Seth Meyers führt bei Netflix einen neuen Button ein
Seth Meyers debütiert mit seinem Stand-up-Special "Lobby Baby" bei Netflix
© Kevin Winter/Getty Images/AFP
Das neue Stand-up-Special des US-Comedians Seth Meyers bietet den Netflix-Usern einen ganz besonderen Service: Mit einem Klick lassen sich die politischen Gags einfach skippen.

Seth Meyers beschäftigt sich in seiner Funktion als Late-Night-Host beinahe täglich mit US-Präsident Donald Trump. Bei den ständigen Intrigen und Skandalen, die aus Washington überliefert werden, hat der 45-Jährige damit entsprechend viel zu tun, aber Meyers nimmt seinen Job als politischer Aufklärer durchaus ernst.

Laut eines Berichts von CNN sei Meyers aber bewusst, dass viele Menschen der Meldungen über Trump inzwischen müde seien, erst recht aufgrund deren schierer Masse in den letzten Jahren. Deshalb gibt es in Meyers neuem Netflix-Special nun die Option für Zuschauer, politische Witze einfach zu überspringen – mithilfe eines Buttons, der jenem zum Überspringen der Intros gleicht.
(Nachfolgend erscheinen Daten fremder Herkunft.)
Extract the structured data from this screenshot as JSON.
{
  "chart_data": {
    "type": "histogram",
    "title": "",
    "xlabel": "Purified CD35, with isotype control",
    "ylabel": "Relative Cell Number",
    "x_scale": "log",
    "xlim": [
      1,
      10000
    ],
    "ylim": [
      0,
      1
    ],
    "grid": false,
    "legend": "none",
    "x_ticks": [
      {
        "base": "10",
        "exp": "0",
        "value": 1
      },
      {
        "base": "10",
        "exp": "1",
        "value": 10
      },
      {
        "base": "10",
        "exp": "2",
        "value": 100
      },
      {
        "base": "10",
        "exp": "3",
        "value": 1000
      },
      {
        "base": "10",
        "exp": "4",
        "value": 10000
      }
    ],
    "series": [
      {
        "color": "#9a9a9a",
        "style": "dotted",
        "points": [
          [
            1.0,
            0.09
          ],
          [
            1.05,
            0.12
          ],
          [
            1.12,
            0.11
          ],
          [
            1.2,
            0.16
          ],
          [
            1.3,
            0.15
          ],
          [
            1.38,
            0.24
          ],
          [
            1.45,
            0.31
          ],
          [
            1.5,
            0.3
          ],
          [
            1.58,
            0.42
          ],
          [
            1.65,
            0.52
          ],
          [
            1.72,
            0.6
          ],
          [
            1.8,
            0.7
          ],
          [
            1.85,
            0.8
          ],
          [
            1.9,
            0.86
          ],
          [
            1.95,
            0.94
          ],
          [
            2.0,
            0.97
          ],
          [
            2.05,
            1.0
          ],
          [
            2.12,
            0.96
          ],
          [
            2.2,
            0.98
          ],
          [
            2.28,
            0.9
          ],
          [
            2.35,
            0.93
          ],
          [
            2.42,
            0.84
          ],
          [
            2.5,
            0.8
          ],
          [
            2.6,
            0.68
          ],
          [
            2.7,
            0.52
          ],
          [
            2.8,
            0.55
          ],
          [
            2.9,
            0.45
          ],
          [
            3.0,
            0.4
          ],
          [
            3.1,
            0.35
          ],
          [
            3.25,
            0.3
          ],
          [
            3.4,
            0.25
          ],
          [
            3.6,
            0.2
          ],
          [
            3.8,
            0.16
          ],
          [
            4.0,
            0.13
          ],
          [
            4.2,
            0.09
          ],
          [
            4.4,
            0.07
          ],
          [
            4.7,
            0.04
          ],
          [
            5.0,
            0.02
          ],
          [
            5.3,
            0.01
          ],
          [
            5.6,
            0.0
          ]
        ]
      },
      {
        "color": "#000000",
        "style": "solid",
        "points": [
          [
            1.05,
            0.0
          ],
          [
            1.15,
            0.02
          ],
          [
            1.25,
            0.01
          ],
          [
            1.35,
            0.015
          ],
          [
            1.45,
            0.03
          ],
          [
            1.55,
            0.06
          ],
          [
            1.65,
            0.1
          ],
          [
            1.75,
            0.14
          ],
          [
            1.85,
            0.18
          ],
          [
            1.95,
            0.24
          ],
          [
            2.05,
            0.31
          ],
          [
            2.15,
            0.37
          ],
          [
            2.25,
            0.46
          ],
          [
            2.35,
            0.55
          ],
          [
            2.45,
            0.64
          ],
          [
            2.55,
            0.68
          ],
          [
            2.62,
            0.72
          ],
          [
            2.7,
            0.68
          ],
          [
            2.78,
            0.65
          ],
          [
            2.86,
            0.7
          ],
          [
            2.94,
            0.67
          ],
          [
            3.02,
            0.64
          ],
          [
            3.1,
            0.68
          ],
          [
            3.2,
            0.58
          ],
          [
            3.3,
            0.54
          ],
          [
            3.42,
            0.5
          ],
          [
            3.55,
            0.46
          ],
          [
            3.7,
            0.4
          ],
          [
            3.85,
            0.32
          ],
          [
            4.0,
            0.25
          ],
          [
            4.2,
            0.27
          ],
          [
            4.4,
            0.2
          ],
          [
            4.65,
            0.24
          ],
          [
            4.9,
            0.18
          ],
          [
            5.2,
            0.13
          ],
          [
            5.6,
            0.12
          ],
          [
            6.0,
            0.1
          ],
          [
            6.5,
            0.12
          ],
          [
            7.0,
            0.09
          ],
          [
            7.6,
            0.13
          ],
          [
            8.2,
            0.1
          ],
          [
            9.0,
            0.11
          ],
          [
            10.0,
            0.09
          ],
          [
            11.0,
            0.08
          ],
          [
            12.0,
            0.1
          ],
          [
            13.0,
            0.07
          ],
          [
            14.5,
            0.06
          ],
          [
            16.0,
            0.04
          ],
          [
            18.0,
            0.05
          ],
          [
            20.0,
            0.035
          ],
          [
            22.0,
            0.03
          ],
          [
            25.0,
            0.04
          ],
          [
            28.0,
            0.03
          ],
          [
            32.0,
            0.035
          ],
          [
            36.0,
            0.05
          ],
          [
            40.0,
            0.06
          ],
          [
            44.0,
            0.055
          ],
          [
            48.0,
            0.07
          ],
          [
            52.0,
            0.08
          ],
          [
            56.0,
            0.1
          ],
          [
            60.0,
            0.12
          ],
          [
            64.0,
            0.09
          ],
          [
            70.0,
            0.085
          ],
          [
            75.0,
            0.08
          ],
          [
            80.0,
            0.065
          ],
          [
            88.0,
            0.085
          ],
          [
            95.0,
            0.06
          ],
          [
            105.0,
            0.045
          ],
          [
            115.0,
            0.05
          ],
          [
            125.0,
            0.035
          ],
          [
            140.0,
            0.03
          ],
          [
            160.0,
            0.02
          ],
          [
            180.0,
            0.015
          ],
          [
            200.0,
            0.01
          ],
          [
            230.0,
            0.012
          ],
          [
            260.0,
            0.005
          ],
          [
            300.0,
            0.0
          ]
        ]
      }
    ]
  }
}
Seth Meyers: Vergangenheit mit Donald Trump

Robbie Praw, Chef für das Stand-up-Programm beim Streaminganbieter, hat erklärt, dass man sich gefreut habe über Meyers Idee, das bestehende Feature auf lustige Weise zu nutzen. Allerdings liegt die Betonung hier auf lustig – denn Meyers rechnet nicht ernsthaft damit, dass User die Funktion nutzen, um Trump-Witze tatsächlich zu skippen.

Meyers, der seine Karriere als Autor und Ensemble-Mitglied bei "Saturday Night Live" begann, hat eine lange Vergangenheit mit Trump: Schon beim White House Correspondent's Dinner im Jahr 2011 teilte er – zusammen mit dem damaligen Präsidenten Barack Obama – in seinen Stand-up-Sprüchen kräftig gegen Trump aus, der seinerzeit mit versteinerter Miene im Publikum saß.

Seitdem gab es immer wieder Spekulationen, dass nicht zuletzt die heftige Häme, die Trump an jenem Abend über sich ergehen lassen musste, ihn schließlich motiviert hätten, vier Jahre später seine Präsidentschaftskandidatur voranzutreiben.